As opposed to a traditional capital lease, landlords, building owners and institutional developers can sign a partnership agreement with IWG and invest the capital to convert the space into a flexible workspace office. From there, IWG will presell the location, staff the team, deploy the resources and place it on the world's largest network of flexible workspace sites. This provides landlords and business investors with operating income from day one, a higher return on net assets and increased flexibility, similar to how Airbnb has distributed residential real estate.

For investors, Berger says, IWG offers an exciting opportunity to enter the booming flexible workspace with the backing of a proven and supportive business model under its Regus brand. Unlike highly saturated industries like food service, with high labor costs and bad operating hours, the flexible workspace is wide open, with low-cost, simple-to-operate businesses that align with what consumers want. 

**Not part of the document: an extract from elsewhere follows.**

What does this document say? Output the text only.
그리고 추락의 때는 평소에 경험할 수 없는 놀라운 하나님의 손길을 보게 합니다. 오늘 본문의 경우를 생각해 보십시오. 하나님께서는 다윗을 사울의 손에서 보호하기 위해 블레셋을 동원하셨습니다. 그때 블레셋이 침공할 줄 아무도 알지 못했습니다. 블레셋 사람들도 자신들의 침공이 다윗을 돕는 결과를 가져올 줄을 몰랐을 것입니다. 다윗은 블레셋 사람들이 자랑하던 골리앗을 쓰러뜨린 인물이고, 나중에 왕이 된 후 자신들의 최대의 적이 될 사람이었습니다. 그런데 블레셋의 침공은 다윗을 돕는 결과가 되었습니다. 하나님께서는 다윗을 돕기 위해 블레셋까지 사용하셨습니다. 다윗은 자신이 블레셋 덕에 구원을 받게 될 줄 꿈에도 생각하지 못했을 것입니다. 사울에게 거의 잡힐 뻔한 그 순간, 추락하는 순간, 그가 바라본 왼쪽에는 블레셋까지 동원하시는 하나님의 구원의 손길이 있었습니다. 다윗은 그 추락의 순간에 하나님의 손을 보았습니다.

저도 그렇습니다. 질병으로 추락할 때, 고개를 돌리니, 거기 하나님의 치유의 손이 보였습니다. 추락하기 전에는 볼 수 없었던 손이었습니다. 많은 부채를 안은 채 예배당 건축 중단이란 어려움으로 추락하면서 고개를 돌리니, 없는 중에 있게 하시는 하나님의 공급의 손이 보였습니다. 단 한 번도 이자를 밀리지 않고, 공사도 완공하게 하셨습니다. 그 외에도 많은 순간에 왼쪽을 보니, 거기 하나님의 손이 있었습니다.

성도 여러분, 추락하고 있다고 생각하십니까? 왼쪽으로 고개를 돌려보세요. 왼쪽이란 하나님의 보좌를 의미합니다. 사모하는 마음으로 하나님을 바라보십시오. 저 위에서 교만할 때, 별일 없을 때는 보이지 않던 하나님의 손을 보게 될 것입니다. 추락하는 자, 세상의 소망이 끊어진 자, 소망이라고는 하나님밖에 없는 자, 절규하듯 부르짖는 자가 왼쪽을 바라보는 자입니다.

Additionally, Regus investors can be either hands-on or semi-absentee, depending on their preferences. Berger says the Regus team will not only find and build the site in as little as eight to 12 weeks after signing but also provide training and support in all business areas. IWG may activate and manage all of the operations on behalf of the business investor, providing them with the ability to generate revenue and operating income with no operational work.

“At the end of the day, when an institutional or individual investment partner is coming in, they want to invest their capital and partner with the best-in-class global provider of flexible workplaces,” said Berger. “So we work hard to provide support from day one to opening, undertaking all responsibilities of finding and building out the location. That is what they are paying for with the investment — we will come to you with a center gift wrapped and ready to go.”

Looking ahead, Berger says IWG hopes to double its North American footprint, adding 1,000 new locations a year. And following many years of continuous growth, Berger says global demand for temporary offices, meeting rooms and flexible workspaces is set to explode, and there is no better partner than IWG to take advantage of that demand.

“The world is seeing a complete renaissance of the workplace,” said Berger. “90% of employees want to work in a flexible way, 80% of companies have instated flexible arrangements, and 50% of employees say they will leave their job if they can’t work flexibly. We’ve been able to be a big part of that evolution, and we are excited to continue expanding in markets, from big cities to small towns, across North America.”